—Mon Dieu!... s'écria-t-elle, que c'est donc amusant de voir cette chère duchesse et cet excellent M. Philippe s'occuper de politique!...

Et tout de suite, avec cette volubilité fiévreuse des gens qui redoutent les trahisons du silence, elle se mit à parler des événements dont Paris était le théâtre.

Elle en pouvait parler pertinemment, disait-elle, ayant reçu le matin même une lettre de son mari.

Le duc de Maumussy ne lui dissimulait pas qu'il était mécontent, sinon inquiet, de la tournure des choses. Selon lui, le gouvernement impérial s'engageait dans une voie sans issue. L'empereur fermait l'oreille aux conseils de ses anciens amis, pour écouter des charlatans politiques sans portée. L'influence de l'impératrice amenait au pouvoir des hommes d'une maladresse si incroyable qu'elle avait un faux air de trahison.

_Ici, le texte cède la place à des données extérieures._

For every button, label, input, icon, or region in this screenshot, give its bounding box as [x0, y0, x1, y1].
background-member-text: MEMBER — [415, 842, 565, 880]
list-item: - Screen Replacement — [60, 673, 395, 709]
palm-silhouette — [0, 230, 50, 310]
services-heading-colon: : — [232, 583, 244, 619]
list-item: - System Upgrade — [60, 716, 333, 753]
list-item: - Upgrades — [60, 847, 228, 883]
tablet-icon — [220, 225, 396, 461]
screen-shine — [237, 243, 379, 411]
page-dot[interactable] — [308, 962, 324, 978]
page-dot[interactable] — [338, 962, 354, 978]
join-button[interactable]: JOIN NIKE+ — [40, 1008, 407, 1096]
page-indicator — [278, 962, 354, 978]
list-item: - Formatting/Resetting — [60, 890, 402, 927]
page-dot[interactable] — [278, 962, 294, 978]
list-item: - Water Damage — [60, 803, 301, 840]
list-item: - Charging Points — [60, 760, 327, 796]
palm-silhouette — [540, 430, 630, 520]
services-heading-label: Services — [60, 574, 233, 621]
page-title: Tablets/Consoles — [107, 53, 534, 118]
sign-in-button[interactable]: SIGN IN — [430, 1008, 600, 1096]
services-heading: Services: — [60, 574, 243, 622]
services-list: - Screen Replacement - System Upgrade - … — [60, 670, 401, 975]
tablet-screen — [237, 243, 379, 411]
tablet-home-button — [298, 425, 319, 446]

—Je m'étais trompé, pensait Raymond, cette femme n'a pas été envoyée par mes ennemis... Si elle savait qui je suis et quel est mon passé, elle ne parlerait pas ainsi devant moi...

Quoi qu'il en fût, ce ne devait pas, ce ne pouvait pas être un intérêt médiocre, qui arrachait ainsi la duchesse de Maumussy à ses habitudes de silencieuse torpeur.

Car c'en était fait de sa nonchalance hautaine. Tout son être vibrait.

Le buste rejeté en arrière, la joue ardente, les narines gonflées, le sein haletant, elle parlait, d'une voix brève et saccadée qui ne souffrait ni réplique ni contradiction.

Et il fallait entendre les commentaires dont elle accompagnait la lettre de son mari et de quels sarcasmes elle cinglait ce mari et ses amis, et les hommes au pouvoir, et les ministres, et la cour, et l'impératrice et l'empereur!

—Tudieu! quelle commère! pensait M. de Boursonne.